La histórica planta de la vecina localidad se encuentra entre la paralización total y una operatoria de emergencia a cargo de los trabajadores • El gremio advierte por “serios problemas” y riesgo de corte de insumos.
La histórica planta láctea de la región -La Suipachense- atraviesa nuevamente una crisis, pero esta vez parecería ser crucial y pondría en riesgo a algunos productores de la zona. En Suipacha, los rumores se multiplican: algunos hablan de paralización total y otros de una actividad mínima sostenida por los propios empleados. De hecho desde el Sindicato de Empleados de Comercio Mercedes/Suipacha salieron a solidarse con los trabajadores de la planta. “Más de 160 familias depende de esta fábrica” contó el secretario general del SEC Mercedes, Sergio Caballero, quien explicó que lo hizo por simple solidaridad. “Una compañera tiene a su marido trabajando ahí, por eso tomamos conocimiento. Y nos solidarizamos como lo haríamos en cualquier caso que compañeros trabajadores vean peligrar su fuente de trabajo”, dijo y contó con a través de la difusión lograron el acompañamiento de distintas filiales de la provincia.
Según se supo la compañía acumula en los últimos meses 300 cheques rechazados por más de $2.765 millones, según datos del BCRA, un reflejo del ahogo financiero que la golpea.
Desde ATILRA –el sindicato que nuclea a los trabajadores- explicaron que la empresa “está muy atrasada con los salarios y tiene serios problemas” y que, frente a la falta de pago, los trabajadores tienen derecho a no trabajar. La falta de liquidez derivó en que proveedores dejaran de entregar insumos, lo que provocó una fuerte pérdida de materia prima y un freno en la producción.
El deterioro se refleja en la operatoria diaria. De procesar cerca de 250.000 litros de leche en sus mejores momentos, la planta pasó a unos 180.000 litros a principios de julio y, en las últimas semanas, apenas rondaba los 40.000 litros. El abastecimiento estaba reducido a pocos productores, que priorizan entregar a clientes con pagos al día.

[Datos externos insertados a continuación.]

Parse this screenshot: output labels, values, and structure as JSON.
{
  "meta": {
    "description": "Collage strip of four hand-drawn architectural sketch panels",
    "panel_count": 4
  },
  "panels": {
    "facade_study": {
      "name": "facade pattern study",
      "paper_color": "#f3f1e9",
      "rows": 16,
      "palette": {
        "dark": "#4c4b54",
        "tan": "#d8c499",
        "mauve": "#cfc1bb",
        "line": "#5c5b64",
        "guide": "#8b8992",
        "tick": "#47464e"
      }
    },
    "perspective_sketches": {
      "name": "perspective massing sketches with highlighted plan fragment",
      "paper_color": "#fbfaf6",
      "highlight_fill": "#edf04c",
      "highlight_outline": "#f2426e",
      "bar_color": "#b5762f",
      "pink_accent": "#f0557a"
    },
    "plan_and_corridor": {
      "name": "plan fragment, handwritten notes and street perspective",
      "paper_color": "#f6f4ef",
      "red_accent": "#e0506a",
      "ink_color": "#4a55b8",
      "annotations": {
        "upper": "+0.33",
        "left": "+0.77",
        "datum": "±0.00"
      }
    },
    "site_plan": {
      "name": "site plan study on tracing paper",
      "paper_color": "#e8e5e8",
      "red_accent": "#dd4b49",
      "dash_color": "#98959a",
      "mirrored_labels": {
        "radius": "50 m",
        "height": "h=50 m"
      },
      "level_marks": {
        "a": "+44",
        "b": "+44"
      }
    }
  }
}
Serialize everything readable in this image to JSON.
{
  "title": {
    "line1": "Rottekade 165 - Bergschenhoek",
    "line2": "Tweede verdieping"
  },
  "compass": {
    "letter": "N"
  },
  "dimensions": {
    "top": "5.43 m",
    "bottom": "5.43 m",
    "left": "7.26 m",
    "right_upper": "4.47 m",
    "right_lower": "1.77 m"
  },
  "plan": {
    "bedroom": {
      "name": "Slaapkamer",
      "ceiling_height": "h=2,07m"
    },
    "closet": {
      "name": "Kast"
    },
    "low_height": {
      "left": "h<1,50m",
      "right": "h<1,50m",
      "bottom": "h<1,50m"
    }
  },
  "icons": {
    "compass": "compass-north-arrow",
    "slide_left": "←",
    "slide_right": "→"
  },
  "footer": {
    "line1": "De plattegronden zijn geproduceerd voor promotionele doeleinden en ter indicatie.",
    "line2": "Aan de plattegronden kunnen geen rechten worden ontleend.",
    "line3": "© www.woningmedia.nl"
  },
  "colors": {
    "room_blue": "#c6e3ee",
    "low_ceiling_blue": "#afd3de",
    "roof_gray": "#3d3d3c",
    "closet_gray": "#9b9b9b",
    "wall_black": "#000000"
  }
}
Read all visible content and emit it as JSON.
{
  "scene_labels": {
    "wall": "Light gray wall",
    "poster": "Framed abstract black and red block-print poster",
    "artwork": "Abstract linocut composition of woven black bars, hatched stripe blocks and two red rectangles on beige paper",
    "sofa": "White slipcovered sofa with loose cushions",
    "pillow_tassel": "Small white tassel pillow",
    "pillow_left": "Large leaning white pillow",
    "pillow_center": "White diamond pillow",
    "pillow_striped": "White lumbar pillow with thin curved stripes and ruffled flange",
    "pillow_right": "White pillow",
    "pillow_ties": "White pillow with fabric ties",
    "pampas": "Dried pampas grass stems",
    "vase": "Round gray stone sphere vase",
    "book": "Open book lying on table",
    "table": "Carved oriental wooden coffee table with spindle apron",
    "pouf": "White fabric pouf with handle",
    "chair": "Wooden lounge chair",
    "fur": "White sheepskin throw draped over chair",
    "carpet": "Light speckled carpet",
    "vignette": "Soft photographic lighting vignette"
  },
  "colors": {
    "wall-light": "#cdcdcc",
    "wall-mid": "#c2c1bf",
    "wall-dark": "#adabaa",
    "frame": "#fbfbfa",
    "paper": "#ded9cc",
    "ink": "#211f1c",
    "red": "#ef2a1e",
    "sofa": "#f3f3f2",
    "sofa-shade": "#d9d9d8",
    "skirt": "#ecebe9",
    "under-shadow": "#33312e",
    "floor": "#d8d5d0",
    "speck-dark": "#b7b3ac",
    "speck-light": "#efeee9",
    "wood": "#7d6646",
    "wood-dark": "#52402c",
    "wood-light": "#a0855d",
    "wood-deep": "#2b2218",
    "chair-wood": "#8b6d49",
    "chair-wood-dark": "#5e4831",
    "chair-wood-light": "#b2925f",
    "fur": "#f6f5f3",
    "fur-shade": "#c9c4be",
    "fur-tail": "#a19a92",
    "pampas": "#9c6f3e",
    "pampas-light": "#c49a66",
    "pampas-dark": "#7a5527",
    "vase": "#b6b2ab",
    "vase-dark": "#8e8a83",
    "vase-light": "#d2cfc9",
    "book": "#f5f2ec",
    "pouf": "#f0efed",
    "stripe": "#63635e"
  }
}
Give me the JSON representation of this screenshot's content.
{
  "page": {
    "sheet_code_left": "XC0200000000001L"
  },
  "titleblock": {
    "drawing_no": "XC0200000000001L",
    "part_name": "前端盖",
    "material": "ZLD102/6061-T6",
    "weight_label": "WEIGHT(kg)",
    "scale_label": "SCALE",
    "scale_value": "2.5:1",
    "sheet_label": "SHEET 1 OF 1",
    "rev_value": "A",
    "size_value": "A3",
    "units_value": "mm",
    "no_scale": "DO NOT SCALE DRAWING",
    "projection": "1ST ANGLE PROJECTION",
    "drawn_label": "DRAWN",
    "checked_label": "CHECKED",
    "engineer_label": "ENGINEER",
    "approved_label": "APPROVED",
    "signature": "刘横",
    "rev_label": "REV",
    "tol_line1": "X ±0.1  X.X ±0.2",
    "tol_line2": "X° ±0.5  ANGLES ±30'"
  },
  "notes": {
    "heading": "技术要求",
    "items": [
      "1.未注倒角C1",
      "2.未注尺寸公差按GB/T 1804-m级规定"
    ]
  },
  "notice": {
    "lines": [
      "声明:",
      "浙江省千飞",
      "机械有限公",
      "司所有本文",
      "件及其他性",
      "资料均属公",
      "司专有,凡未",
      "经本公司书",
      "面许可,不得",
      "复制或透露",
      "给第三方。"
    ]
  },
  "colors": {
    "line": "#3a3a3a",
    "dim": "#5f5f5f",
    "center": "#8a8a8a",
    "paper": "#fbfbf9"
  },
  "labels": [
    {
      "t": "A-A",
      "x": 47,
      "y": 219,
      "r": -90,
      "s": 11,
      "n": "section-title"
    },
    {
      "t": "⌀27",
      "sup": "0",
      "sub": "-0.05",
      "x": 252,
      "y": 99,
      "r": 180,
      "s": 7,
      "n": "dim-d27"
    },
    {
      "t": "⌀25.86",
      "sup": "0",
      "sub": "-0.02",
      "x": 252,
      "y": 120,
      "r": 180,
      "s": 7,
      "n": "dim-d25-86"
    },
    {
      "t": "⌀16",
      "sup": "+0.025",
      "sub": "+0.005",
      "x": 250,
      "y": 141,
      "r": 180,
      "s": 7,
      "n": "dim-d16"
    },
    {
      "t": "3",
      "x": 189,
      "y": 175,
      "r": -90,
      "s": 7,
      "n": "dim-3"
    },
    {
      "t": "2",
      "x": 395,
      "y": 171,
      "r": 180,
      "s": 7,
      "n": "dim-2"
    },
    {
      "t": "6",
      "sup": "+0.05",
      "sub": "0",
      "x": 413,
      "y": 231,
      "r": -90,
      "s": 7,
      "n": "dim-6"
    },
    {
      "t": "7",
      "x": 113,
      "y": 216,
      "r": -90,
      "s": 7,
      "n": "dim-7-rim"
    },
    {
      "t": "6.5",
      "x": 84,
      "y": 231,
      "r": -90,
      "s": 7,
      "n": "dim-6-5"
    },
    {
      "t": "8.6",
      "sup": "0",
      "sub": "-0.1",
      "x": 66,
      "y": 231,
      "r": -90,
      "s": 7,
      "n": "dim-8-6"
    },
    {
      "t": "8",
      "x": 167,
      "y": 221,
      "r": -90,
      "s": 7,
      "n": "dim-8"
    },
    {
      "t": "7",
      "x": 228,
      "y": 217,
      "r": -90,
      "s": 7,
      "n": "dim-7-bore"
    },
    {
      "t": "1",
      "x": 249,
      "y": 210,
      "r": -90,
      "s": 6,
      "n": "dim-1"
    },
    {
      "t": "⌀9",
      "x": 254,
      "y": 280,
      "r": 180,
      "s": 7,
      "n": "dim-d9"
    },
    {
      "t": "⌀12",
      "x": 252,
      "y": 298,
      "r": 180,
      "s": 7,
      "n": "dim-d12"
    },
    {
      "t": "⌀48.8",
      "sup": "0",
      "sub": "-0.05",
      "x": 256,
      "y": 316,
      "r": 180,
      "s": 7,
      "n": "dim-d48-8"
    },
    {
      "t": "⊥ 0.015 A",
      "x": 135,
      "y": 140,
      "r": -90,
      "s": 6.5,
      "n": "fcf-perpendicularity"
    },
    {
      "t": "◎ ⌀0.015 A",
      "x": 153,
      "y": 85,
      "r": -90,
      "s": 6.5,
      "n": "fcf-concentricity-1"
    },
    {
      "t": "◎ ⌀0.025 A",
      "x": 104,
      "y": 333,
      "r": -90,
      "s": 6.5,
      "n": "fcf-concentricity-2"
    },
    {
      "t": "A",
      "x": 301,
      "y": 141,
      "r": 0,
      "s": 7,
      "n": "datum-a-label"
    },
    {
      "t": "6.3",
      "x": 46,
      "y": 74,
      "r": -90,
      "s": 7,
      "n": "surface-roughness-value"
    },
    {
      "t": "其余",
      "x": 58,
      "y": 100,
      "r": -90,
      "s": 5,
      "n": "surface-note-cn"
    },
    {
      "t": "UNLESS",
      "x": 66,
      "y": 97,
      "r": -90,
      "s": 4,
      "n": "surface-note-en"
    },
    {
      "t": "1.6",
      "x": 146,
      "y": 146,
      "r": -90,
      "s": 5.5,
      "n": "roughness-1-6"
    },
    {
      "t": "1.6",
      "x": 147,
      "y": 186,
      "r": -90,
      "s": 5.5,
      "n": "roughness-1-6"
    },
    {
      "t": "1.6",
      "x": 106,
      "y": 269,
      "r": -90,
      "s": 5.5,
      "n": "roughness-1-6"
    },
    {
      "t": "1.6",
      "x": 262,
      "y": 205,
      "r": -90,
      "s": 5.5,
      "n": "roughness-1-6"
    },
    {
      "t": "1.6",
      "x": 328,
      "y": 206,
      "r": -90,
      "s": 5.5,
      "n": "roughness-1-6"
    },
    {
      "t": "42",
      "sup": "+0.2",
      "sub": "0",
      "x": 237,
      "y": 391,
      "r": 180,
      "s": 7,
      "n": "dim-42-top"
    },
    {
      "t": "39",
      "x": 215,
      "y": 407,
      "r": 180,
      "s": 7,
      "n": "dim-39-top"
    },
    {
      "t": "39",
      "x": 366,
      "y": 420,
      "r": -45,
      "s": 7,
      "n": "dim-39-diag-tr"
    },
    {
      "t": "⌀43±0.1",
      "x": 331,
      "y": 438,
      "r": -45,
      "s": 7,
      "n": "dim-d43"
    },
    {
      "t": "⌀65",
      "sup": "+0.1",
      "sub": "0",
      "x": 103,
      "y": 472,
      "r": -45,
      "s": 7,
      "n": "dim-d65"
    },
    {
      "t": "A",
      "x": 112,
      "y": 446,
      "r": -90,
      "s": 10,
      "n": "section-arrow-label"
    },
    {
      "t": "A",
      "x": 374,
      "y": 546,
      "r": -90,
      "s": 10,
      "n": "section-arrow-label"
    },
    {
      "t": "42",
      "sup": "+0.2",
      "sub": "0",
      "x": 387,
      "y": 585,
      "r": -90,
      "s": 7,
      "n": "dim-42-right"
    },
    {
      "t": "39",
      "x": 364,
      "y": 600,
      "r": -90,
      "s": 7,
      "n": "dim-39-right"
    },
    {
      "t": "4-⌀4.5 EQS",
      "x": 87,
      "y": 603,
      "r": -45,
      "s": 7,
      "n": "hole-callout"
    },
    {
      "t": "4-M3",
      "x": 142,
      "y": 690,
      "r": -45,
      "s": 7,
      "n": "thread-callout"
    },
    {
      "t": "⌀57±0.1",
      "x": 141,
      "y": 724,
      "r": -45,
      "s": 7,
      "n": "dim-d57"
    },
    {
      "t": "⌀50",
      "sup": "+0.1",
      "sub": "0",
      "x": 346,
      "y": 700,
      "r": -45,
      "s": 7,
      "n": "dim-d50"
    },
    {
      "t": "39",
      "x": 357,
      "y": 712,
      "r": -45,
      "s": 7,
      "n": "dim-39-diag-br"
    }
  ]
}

Las cuentas, sin embargo, no cierran. Para funcionar con normalidad, la planta necesitaría $3.000 millones mensuales, pero la recaudación no superaría los $500 millones. Este desfasaje deja a la empresa frente a un dilema: o paga salarios o paga a productores. El riesgo de corte de luz o gas por deudas con las prestatarias se suma como amenaza inminente. En la localidad, donde la usina láctea es un motor económico clave, la tensión crece ante la posibilidad de un cierre definitivo.
Los dueños de La Suipachense son también los gerenciadores de ARSA (Alimentos Refrigerados S.A.), la empresa que produce postres y yogures SanCor y que pertenece al Grupo Vicentin. En este caso, la situación es igualmente crítica: las plantas de Arenaza (Buenos Aires) y Monte Cristo (Córdoba) están paralizadas desde mayo, en medio de un concurso preventivo iniciado en marzo de 2024 y con un pasivo superior a los $49.700 millones, más otros $67.300 millones en garantías.
El gremio ATILRA denunció judicialmente a la firma por vaciamiento y defraudación y señaló que hubo operaciones de facturación alternada entre ARSA y La Suipachense para ocultar ingresos y eludir obligaciones laborales. La Justicia dictó una cautelar para impedir el traslado o desguace de maquinaria. Lo cierto, es que a más de un año del inicio del concurso, no hay avances y en el sector se habla abiertamente de quiebra o de un eventual cramdown.